To draw the Lewis structure for the peroxide ion (O₂²⁻), we start by determining the total number of valence electrons available. Each oxygen atom has 6 valence electrons, and since there are two oxygen atoms, that gives us:
6 electrons x 2 = 12 electrons
However, since the ion carries a -2 charge, we add 2 more electrons, resulting in a total of:
12 + 2 = 14 electrons
Next, we place the two oxygen atoms next to each other. We then connect them with a single bond, which uses 2 electrons, leaving us with:
14 – 2 = 12 electrons
We distribute the remaining electrons to complete the octets for both oxygen atoms. Placing 6 electrons (3 pairs) around each oxygen gives us:
12 – 12 = 0 electrons remaining
This results in:
O: (6 electrons) ↔ O: (6 electrons)
Since each oxygen is surrounded by 8 electrons (including the bonding pair), they achieve a full octet. However, we must consider the overall charge of the ion. In the O₂²⁻ structure, we can represent the bonding electron pairs as:
:O:↔O: The double bond between the oxygen atoms suggests that they are sharing two pairs of electrons, which is characteristic of the O₂²⁻ ion.

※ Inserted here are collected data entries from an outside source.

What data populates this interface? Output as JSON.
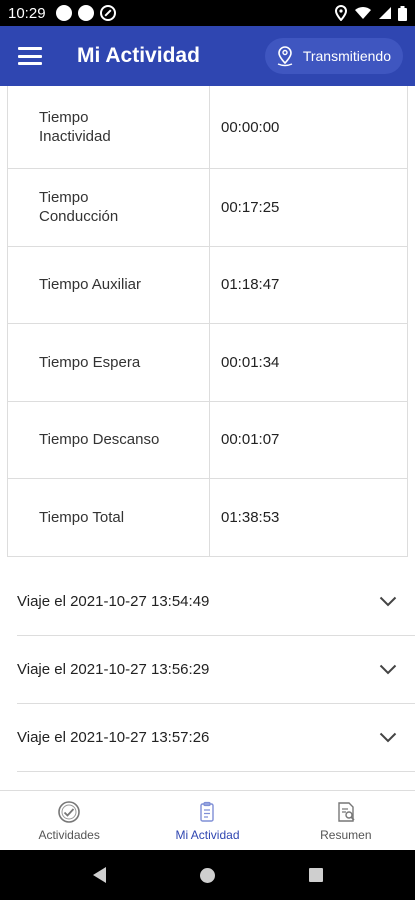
{
  "status_bar": {
    "time": "10:29"
  },
  "header": {
    "title": "Mi Actividad",
    "transmit_label": "Transmitiendo"
  },
  "activity_table": [
    {
      "label": "Tiempo Inactividad",
      "value": "00:00:00"
    },
    {
      "label": "Tiempo Conducción",
      "value": "00:17:25"
    },
    {
      "label": "Tiempo Auxiliar",
      "value": "01:18:47"
    },
    {
      "label": "Tiempo Espera",
      "value": "00:01:34"
    },
    {
      "label": "Tiempo Descanso",
      "value": "00:01:07"
    },
    {
      "label": "Tiempo Total",
      "value": "01:38:53"
    }
  ],
  "trips": [
    {
      "label": "Viaje el 2021-10-27 13:54:49"
    },
    {
      "label": "Viaje el 2021-10-27 13:56:29"
    },
    {
      "label": "Viaje el 2021-10-27 13:57:26"
    }
  ],
  "bottom_nav": [
    {
      "label": "Actividades",
      "icon": "check-circle-icon",
      "active": false
    },
    {
      "label": "Mi Actividad",
      "icon": "clipboard-icon",
      "active": true
    },
    {
      "label": "Resumen",
      "icon": "document-search-icon",
      "active": false
    }
  ],
  "colors": {
    "primary": "#2f46b1",
    "active_nav": "#2f46b1",
    "divider": "#dddddd"
  }
}
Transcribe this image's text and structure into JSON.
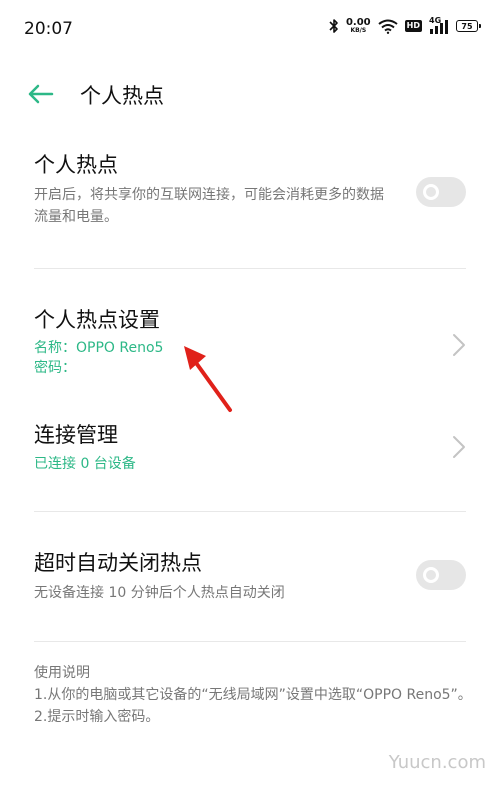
{
  "status": {
    "time": "20:07",
    "speed_value": "0.00",
    "speed_unit": "KB/S",
    "hd": "HD",
    "network": "4G",
    "battery": "75"
  },
  "header": {
    "title": "个人热点"
  },
  "hotspot": {
    "title": "个人热点",
    "description": "开启后，将共享你的互联网连接，可能会消耗更多的数据流量和电量。"
  },
  "settings": {
    "title": "个人热点设置",
    "name_line": "名称：OPPO Reno5",
    "password_line": "密码："
  },
  "connections": {
    "title": "连接管理",
    "status": "已连接 0 台设备"
  },
  "timeout": {
    "title": "超时自动关闭热点",
    "description": "无设备连接 10 分钟后个人热点自动关闭"
  },
  "usage": {
    "heading": "使用说明",
    "line1": "1.从你的电脑或其它设备的“无线局域网”设置中选取“OPPO Reno5”。",
    "line2": "2.提示时输入密码。"
  },
  "watermark": "Yuucn.com",
  "colors": {
    "accent": "#2db887",
    "annotation_arrow": "#e0211a",
    "toggle_off": "#e6e6e6"
  }
}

It’s important to note that the peroxide ion has a single bond, but sometimes the Lewis structure displays a resonance hybrid representation if we consider the bond order.
Final summary:
- The two oxygen atoms in O₂²⁻ are bonded by a single bond, and each has 3 lone pairs of electrons.
- This configuration ensures that both oxygen atoms have access to a total of 8 electrons around them, satisfying the octet rule.